Приложив энпорт к виску, он ощутил ещё тёплую после доводки сенсорную подложку. Тут же кольнули иголочки льда: устройство прикрепилось к коже и узкими импульсами пропинговало нервную ткань. Кинув на стену окошко подключения, Святослав краем глаза проследил за формированием нейромодели, а потом осторожно, на доли процента приоткрыл шлюз взаимного погружения.

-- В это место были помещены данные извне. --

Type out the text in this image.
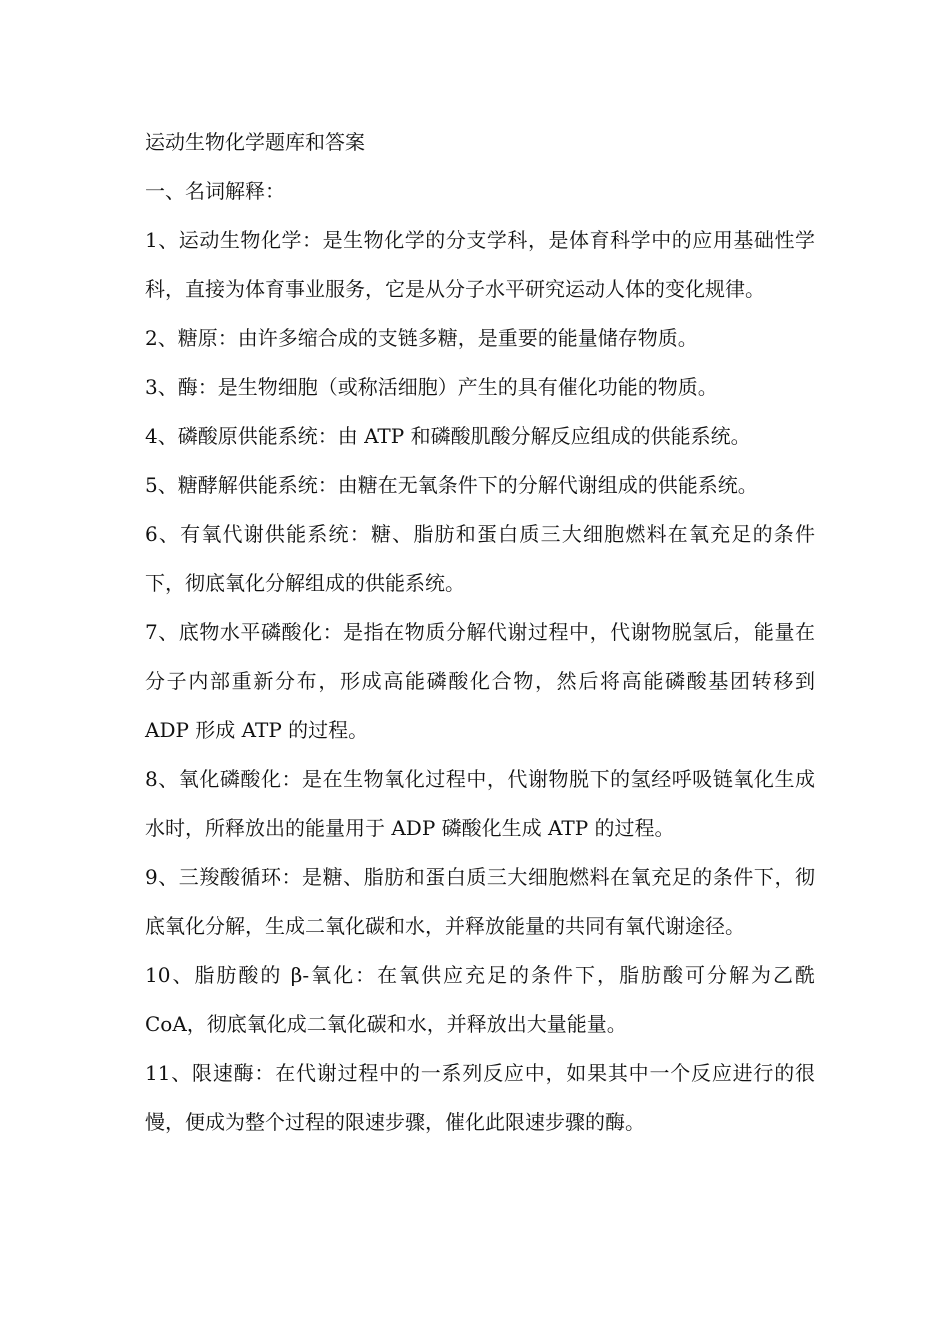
运动生物化学题库和答案

一、名词解释：

1、运动生物化学：是生物化学的分支学科，是体育科学中的应用基础性学科，直接为体育事业服务，它是从分子水平研究运动人体的变化规律。

2、糖原：由许多缩合成的支链多糖，是重要的能量储存物质。

3、酶：是生物细胞（或称活细胞）产生的具有催化功能的物质。

4、磷酸原供能系统：由 ATP 和磷酸肌酸分解反应组成的供能系统。

5、糖酵解供能系统：由糖在无氧条件下的分解代谢组成的供能系统。

6、有氧代谢供能系统：糖、脂肪和蛋白质三大细胞燃料在氧充足的条件下，彻底氧化分解组成的供能系统。

7、底物水平磷酸化：是指在物质分解代谢过程中，代谢物脱氢后，能量在分子内部重新分布，形成高能磷酸化合物，然后将高能磷酸基团转移到 ADP 形成 ATP 的过程。

8、氧化磷酸化：是在生物氧化过程中，代谢物脱下的氢经呼吸链氧化生成水时，所释放出的能量用于 ADP 磷酸化生成 ATP 的过程。

9、三羧酸循环：是糖、脂肪和蛋白质三大细胞燃料在氧充足的条件下，彻底氧化分解，生成二氧化碳和水，并释放能量的共同有氧代谢途径。

10、脂肪酸的 β-氧化：在氧供应充足的条件下，脂肪酸可分解为乙酰 CoA，彻底氧化成二氧化碳和水，并释放出大量能量。

11、限速酶：在代谢过程中的一系列反应中，如果其中一个反应进行的很慢，便成为整个过程的限速步骤，催化此限速步骤的酶。
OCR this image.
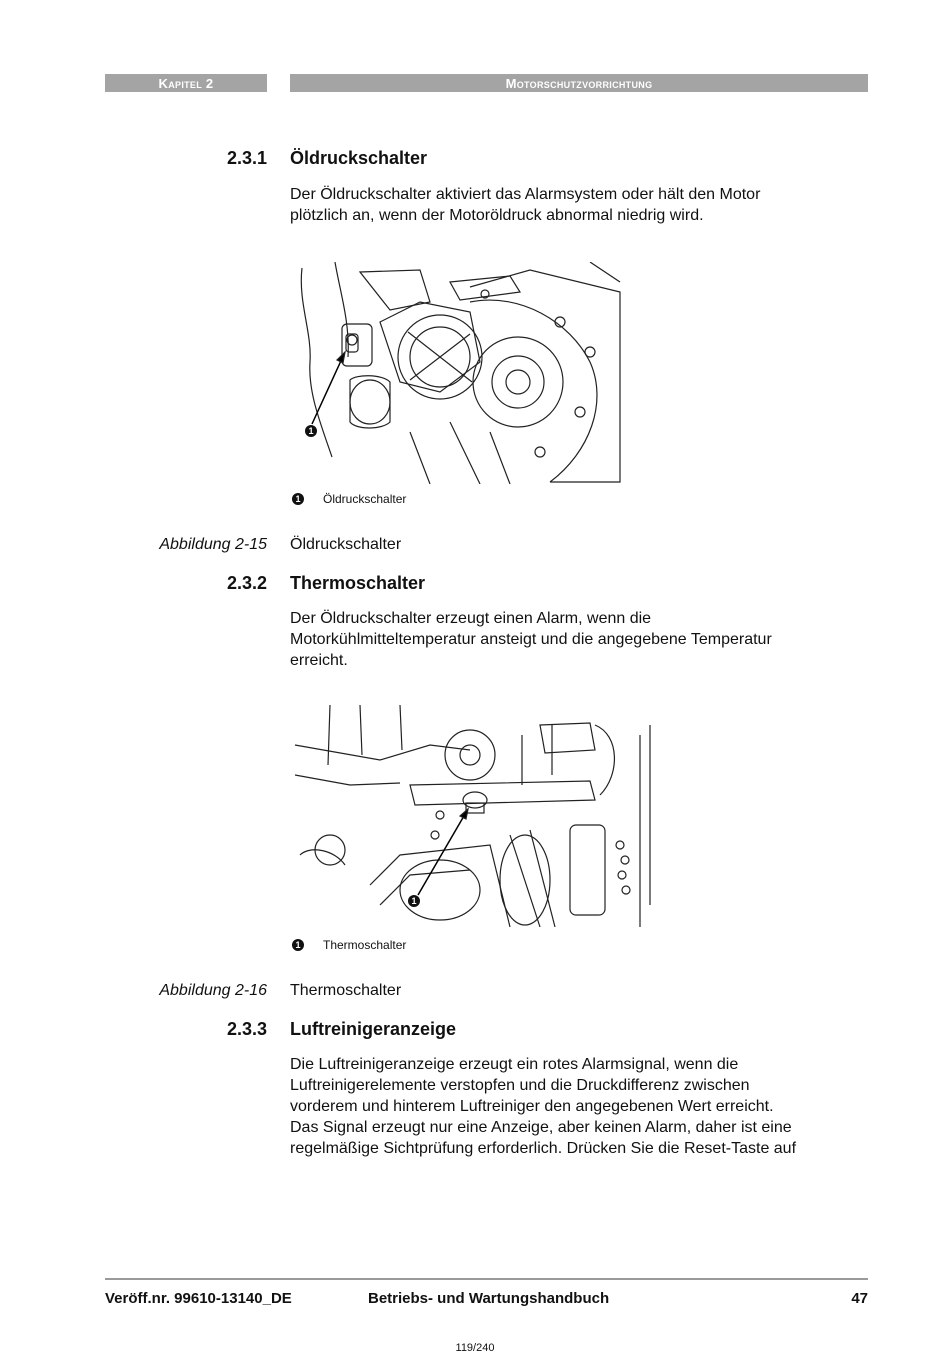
Kapitel 2	Motorschutzvorrichtung
2.3.1 Öldruckschalter
Der Öldruckschalter aktiviert das Alarmsystem oder hält den Motor
plötzlich an, wenn der Motoröldruck abnormal niedrig wird.
1
1 Öldruckschalter
Abbildung 2-15 Öldruckschalter
2.3.2 Thermoschalter
Der Öldruckschalter erzeugt einen Alarm, wenn die
Motorkühlmitteltemperatur ansteigt und die angegebene Temperatur
erreicht.
1
1 Thermoschalter
Abbildung 2-16 Thermoschalter
2.3.3 Luftreinigeranzeige
Die Luftreinigeranzeige erzeugt ein rotes Alarmsignal, wenn die
Luftreinigerelemente verstopfen und die Druckdifferenz zwischen
vorderem und hinterem Luftreiniger den angegebenen Wert erreicht.
Das Signal erzeugt nur eine Anzeige, aber keinen Alarm, daher ist eine
regelmäßige Sichtprüfung erforderlich. Drücken Sie die Reset-Taste auf
Veröff.nr. 99610-13140_DE	Betriebs- und Wartungshandbuch	47
119/240
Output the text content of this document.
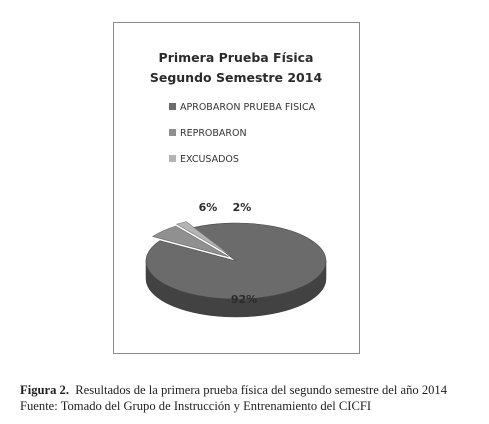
Primera Prueba Física
Segundo Semestre 2014
APROBARON PRUEBA FISICA
REPROBARON
EXCUSADOS
92%
6% 2%
Figura 2. Resultados de la primera prueba física del segundo semestre del año 2014
Fuente: Tomado del Grupo de Instrucción y Entrenamiento del CICFI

Поверх всех окон снова всплыло новостное:
— …Коронарная масса почти достигла… — раздался резкий звук и замигала алая кайма. — Внимание! Опасность повреждения электроприборов! Внимание! Рекомендуем отключить!..
Дёрнувшись к силовому щитку, он не заметил, как зацепил призрачный слайдер. Голограмма пошла рябью, из-под вентрешёток кластера сыпанули искры. В глазах побелело, тело скрутило спазмом. Последнее, что Святослав успел увидеть, второй раз за день валясь на пол, — захлёстывающий схему поток данных. В обе стороны.
***
Кровать казалась раем гедониста. Нежно мурчащий ортопедический матрас, подушка с ароматизатором, заботливо подоткнутое одеяло… Стоп. Подоткнутое? Святослав сел рывком и тут же схватился за голову. Внутри будто катался чугунный шар вроде пушечного ядра из музея. Застонав, он медленно опустился обратно, а потом плавно высунул из-под одеяла ноги и так же плавно опустил их на пол.
С кухни доносились голоса. Так, это опять новости. А это уже человек, не ИИ. Женщина. Гульназ нагрянула без спроса? Пахло так, что слюноотделение пересилило мигрень. Осторожно поднявшись и разминая затылок, Святослав покрался в направлении запаха.
У мультигриля стояла мать.
Заморгав, он запнулся и ударился локтем о стену. Галлюцинации. Точно, вчера аппаратура взбрыкнула — грешный протуберанец! — и случился пробой энпорта. Надо звонить подруге, чтобы посоветовала хорошего невролога…
«Галлюцинация» обернулась — и бодрым шагом устремилась навстречу.
— Слав, ну ты спать. Зато мы с «Вовкой» покухарить успели. — Палец с коротко остриженным ногтем ткнул в коробку на столе. — Зачем ты заказываешь эту бяку? Я сама вон напекла.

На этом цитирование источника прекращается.